Published in final edited form as: Addict Biol. 2018 Oct 31;25(1):e12691. doi: 10.1111/adb.12691

Figure 1. Functional antagonism of α3β4* nAChRs reduces THC withdrawal signs.

Figure 1

(A) THC-dependent mice pretreated with the selective α3β4* nAChR antagonist, AuIB (1.75, 3.5, 7 pmol, i.c.v.), show a decrease in somatic signs compared with the group of mice injected with THC and rimonabant.

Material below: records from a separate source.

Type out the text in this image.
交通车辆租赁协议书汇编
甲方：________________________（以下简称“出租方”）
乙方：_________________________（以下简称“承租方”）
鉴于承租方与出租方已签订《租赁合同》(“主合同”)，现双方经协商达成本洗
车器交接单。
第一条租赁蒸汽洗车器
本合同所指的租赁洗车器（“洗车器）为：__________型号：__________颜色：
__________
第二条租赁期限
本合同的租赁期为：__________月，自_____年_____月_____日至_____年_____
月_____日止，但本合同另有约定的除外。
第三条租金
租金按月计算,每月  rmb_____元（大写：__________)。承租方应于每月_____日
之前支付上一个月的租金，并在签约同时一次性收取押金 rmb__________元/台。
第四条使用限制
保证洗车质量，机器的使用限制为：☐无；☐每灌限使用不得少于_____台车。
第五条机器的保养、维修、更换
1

The injection of AuIB (7 pmol/mouse, i.c.v.) by itself or in combination with THC does not affect the total somatic signs compared to vehicle-treated group. ****P < 0.0001, **P < 0.01 versus vehicle+vehicle+vehicle group; ####P < 0.0001 versus THC+rimonabant+AuIB (1.75 pmol) group. (B) The partial agonist, AT-1001 (0.3, 3 mg/kg, i.p.), dose-dependently decrease the total somatic signs compared to the group of mice injected with THC and rimanabant. The injection of AT-1001 (3 mg/kg, i.p.) by itself or in combination with THC does not affect the total somatic signs compared to vehicle-treated group. **** P < 0.0001, **P < 0.01 versus vehicle+vehicle+vehicle group; ##P < 0.01 versus THC+rimonabant+AT-1001 (0.3 mg/kg) group. Data reflect mean ± SEM, n=8 mice per group.